Apr 10, 2017

Barclays blamed BoE over lowering of Libor rate, claims BBC

A senior Barclays manager blamed the Bank of England for pressuring the lender to submit a lower reading for the key Libor interest rate during the 2008 financial crisis, according to the transcript of a conversation. The BoE has always denied it encouraged banks to submit false readings for Libor, which measures the rate at which banks can borrow from one another and is used as the basis for millions of loans. The tape shows that Mr Johnson - one of four Barclays bankers who were sent to prison for rigging Libor - objected, saying the Libor rules required him to put in rates based only on the cost of borrowing cash. The SFO is already investigating allegations that Barclays "Lowballed" its Libor submissions during the financial crisis to give a healthier impression of its borrowing costs. "Barclays was not immediately able to comment on the latest developments.

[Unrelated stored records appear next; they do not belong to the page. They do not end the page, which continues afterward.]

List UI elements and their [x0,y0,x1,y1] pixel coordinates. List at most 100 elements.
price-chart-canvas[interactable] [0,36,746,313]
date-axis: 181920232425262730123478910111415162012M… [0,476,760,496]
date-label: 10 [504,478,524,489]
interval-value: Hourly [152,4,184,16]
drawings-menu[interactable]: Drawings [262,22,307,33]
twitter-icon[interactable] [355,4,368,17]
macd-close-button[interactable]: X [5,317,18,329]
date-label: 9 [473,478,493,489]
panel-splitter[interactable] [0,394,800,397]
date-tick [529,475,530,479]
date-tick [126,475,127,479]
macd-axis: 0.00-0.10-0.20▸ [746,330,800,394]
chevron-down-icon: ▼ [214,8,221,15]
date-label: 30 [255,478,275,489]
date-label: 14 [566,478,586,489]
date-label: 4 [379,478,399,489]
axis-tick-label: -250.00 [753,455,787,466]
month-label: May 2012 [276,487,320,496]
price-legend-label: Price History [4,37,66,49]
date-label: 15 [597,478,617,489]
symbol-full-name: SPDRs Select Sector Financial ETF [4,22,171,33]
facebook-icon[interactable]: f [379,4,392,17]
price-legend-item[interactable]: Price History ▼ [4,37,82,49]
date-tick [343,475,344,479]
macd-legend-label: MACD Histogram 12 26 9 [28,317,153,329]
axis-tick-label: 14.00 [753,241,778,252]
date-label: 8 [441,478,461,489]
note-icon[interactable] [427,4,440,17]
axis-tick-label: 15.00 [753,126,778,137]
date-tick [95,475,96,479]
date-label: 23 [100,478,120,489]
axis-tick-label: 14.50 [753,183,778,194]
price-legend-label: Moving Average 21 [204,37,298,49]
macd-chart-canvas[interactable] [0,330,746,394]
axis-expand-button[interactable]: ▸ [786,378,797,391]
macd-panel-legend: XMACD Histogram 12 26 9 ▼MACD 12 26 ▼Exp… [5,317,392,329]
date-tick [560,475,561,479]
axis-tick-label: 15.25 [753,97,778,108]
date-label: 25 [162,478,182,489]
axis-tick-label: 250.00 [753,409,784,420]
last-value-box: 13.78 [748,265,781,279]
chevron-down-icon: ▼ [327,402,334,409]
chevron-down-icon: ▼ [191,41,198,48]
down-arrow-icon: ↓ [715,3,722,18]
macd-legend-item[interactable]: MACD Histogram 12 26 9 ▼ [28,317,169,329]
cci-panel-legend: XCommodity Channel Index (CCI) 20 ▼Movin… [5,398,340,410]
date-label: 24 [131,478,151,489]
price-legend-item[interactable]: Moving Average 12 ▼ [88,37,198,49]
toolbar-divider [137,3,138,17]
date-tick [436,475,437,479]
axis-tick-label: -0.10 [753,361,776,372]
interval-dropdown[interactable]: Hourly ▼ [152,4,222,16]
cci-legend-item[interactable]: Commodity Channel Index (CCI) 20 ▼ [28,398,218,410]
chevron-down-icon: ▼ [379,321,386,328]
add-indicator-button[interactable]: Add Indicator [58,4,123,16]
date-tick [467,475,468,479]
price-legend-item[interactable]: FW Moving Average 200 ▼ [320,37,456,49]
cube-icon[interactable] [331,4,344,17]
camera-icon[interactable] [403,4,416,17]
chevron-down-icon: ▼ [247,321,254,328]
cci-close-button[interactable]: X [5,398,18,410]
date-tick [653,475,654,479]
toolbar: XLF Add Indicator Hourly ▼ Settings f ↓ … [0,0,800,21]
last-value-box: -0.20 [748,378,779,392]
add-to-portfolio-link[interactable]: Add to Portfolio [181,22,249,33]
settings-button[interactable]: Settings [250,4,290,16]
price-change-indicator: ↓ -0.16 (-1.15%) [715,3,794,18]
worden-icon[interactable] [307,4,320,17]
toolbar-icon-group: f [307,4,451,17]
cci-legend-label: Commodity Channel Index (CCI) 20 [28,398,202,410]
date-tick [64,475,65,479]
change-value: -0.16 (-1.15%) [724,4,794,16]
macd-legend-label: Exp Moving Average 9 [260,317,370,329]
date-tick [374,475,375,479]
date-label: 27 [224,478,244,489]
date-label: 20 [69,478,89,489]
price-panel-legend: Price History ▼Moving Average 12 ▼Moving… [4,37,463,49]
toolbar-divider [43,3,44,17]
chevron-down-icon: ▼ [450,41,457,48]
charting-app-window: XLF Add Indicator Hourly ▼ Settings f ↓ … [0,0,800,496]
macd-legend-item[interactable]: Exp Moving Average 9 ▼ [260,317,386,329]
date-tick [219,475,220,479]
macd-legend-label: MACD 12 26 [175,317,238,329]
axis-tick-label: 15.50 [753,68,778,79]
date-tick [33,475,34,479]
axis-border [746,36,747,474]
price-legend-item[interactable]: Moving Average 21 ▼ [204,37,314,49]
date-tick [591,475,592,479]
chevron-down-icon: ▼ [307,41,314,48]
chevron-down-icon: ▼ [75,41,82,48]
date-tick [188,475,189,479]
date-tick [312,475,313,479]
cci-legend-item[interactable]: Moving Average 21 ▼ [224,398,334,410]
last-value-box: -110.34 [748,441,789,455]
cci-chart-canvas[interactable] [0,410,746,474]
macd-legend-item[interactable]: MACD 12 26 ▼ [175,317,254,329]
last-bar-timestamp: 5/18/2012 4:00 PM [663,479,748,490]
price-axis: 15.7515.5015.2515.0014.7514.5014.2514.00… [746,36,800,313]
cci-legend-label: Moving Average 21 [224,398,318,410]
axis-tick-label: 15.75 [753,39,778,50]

In a statement on the Panorama tapes, BoE said the central bank had been"assisting the SFO's criminal investigations into Libor manipulation by employees at commercial banks and brokers by providing, on a voluntary basis, documents and records requested by the SFO. "The bank is committed to publishing materials relating to the SFO's investigations into benchmark manipulation when it is appropriate to do so. Until the SFO's ongoing prosecutorial activity relating to Libor and other benchmarks has concluded, the bank is not in a position to publish these materials."